"Not even the Canon? Oh, I am sure Canon Vrater does.--Now, don't you?"
For the Canon, too, was in the little drawing-room. Small as the house was, our impoverished fashionables had not furnished all of it; but this room was a triumph of taste, in a quiet and inexpensive way. A man and a maid whom they brought to Gleicester with them made up the household. So there was an empty room or two.
"No, Mrs. Curzon-Bowlby," he said; "if I danced I should be tripping indeed, in Gleicester opinion."
"You don't! well, I am surprised. Now confess, Canon, when did you dance last? So long ago that you have forgotten the steps? Years and years ago?" The old gentleman reddened, and fidgeted a little. "Canon, did you ever"--the little woman glanced roguishly round the room, and brought out the last word with a tragic accent positively fascinating, "did you ever--waltz?"
"Well," he answered guardedly, with an eye to his friend Mrs.
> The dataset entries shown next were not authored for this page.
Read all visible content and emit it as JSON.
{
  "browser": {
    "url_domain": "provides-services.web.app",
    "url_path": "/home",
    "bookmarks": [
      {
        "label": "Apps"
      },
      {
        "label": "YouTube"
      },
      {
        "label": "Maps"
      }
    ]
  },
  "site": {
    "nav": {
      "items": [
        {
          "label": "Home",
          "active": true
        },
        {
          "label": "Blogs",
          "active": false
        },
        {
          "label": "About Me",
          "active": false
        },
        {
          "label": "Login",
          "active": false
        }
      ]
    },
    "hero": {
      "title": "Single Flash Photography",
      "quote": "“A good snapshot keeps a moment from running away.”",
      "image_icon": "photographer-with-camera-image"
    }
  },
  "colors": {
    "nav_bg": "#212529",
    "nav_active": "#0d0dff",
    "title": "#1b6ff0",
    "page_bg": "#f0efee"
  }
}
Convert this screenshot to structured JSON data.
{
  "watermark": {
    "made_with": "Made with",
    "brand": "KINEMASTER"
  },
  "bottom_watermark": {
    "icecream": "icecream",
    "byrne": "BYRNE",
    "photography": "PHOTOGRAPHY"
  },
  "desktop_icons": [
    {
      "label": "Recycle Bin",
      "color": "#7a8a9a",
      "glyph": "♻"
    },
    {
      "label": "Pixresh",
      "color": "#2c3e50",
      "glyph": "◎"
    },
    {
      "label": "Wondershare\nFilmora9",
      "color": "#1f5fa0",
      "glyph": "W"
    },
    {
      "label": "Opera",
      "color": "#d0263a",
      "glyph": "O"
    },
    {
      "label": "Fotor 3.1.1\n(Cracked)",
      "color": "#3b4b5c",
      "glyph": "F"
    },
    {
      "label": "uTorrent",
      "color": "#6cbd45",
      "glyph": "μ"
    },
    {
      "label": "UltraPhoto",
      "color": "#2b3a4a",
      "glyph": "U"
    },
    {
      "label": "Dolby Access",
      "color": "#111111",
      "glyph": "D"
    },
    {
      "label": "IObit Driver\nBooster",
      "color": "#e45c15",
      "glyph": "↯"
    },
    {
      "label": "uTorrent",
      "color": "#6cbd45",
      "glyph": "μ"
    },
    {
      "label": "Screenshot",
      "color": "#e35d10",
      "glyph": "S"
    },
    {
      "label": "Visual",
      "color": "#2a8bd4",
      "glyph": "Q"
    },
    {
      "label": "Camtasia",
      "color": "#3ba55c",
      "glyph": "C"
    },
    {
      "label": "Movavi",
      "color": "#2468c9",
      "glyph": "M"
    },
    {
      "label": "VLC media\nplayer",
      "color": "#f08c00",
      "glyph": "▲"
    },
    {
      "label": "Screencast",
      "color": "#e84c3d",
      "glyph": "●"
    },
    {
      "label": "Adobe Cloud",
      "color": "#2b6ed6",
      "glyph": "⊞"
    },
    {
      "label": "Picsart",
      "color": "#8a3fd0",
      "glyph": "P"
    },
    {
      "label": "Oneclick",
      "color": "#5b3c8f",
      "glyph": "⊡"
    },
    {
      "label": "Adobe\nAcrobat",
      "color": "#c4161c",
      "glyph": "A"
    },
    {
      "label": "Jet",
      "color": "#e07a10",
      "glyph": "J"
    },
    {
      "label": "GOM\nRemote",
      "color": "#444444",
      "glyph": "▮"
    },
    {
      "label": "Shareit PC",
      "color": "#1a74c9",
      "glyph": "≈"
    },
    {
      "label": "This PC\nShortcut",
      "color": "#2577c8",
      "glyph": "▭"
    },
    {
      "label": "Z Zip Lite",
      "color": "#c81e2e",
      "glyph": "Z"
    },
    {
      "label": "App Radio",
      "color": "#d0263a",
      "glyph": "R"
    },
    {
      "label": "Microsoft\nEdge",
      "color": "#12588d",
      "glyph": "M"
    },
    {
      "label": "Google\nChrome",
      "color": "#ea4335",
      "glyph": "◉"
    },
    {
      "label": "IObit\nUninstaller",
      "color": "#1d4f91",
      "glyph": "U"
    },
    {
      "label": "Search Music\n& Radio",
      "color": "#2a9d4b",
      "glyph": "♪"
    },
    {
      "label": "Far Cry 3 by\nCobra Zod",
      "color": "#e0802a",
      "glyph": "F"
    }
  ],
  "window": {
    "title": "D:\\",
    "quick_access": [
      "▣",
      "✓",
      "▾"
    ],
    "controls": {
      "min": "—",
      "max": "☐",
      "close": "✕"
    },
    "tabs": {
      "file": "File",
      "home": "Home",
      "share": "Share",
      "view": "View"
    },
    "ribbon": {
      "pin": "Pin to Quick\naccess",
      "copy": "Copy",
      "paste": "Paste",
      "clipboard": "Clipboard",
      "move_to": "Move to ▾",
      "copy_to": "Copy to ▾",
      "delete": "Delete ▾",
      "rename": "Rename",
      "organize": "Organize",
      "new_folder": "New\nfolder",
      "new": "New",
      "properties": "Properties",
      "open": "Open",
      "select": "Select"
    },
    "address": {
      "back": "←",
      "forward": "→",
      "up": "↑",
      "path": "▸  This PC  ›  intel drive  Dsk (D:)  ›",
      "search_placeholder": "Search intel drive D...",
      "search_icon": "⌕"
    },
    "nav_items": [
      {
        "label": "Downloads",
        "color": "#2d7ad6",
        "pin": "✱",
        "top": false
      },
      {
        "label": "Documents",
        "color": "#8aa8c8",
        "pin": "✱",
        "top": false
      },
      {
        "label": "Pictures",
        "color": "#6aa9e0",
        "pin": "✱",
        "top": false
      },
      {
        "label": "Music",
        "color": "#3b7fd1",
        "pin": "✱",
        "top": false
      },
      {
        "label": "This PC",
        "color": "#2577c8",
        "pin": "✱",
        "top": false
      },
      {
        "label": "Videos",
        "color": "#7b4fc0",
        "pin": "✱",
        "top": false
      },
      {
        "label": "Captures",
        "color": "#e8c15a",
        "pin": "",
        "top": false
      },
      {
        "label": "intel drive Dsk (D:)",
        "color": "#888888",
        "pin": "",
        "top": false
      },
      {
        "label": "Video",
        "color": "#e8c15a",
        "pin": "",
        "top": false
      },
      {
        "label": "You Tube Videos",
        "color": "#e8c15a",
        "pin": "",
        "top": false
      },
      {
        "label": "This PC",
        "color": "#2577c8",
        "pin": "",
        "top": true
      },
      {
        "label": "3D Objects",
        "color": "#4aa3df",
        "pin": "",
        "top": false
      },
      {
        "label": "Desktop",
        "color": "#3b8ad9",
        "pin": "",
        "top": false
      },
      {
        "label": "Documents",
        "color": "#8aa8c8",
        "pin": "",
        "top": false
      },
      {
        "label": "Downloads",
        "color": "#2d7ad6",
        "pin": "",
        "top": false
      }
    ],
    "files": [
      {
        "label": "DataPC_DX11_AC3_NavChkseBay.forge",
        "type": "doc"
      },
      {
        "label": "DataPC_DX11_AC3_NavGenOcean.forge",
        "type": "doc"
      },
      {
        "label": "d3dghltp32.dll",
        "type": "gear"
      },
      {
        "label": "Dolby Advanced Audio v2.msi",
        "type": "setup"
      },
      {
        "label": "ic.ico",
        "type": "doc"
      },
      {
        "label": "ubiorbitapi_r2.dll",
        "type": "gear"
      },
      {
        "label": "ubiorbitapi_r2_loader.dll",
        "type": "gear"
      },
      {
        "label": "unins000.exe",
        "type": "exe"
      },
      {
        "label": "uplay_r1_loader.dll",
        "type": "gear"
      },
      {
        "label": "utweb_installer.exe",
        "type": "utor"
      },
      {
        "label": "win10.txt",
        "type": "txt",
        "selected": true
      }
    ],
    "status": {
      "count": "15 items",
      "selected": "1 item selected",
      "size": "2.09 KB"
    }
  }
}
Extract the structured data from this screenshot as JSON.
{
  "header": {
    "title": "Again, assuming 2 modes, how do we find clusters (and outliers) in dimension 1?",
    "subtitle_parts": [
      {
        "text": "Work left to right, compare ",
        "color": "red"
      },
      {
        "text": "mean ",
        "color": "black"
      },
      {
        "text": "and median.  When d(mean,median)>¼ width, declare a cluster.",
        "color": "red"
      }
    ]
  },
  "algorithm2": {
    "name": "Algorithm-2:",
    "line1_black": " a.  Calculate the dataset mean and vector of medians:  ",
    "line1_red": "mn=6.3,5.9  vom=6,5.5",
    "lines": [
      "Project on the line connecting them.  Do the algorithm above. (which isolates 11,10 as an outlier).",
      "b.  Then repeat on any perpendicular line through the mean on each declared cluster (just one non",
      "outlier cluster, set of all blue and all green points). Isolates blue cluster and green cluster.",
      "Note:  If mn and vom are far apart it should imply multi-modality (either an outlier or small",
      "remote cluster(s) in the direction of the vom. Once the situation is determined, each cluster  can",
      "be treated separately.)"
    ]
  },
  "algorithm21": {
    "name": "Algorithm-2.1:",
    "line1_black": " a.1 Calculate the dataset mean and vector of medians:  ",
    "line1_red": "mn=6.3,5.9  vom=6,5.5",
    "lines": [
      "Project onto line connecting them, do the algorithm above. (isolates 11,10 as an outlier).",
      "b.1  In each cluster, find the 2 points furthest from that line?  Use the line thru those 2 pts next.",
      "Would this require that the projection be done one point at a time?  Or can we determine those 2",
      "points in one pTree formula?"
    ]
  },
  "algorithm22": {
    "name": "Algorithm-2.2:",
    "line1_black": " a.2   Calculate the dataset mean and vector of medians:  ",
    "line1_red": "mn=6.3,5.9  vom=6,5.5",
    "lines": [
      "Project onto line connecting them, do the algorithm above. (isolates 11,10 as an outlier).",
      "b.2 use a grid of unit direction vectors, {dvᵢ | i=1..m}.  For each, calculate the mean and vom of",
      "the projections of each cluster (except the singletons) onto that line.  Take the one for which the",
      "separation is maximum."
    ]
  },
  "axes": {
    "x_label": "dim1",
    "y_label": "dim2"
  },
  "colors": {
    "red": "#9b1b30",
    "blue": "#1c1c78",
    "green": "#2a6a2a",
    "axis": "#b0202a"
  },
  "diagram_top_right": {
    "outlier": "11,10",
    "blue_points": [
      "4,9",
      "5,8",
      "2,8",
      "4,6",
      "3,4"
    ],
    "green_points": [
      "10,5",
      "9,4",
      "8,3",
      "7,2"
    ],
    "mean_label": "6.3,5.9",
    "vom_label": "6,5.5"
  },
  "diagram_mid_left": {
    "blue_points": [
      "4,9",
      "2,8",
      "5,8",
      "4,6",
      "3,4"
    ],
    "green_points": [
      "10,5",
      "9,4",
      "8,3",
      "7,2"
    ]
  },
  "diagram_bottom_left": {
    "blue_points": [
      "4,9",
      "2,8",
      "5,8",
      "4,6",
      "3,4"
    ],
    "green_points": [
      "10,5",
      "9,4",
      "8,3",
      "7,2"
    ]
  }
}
Anson, who was mightily amused, "I have waltzed."
"Something like this, was it not?" She went to the piano and played a few bars of a dreamy, old-fashioned German dance; played it as it should be played. The Canon's wholesome pink face grew pinker, and he began to sway a little as he sat.
She turned swiftly round upon the music-stool. "Don't you feel at times a desire to do something naughty, Canon--just because it is naughty?"
He nodded.
"And don't you think," continued the fair casuist, with a delicious air of wisdom, "that when it is not very naughty, only a little bad, you know, you should sometimes indulge yourself, as a sort of safety-valve?"
He smiled, of course, a gentle dissent. But at the same time he muttered something which sounded like "desipere in loco."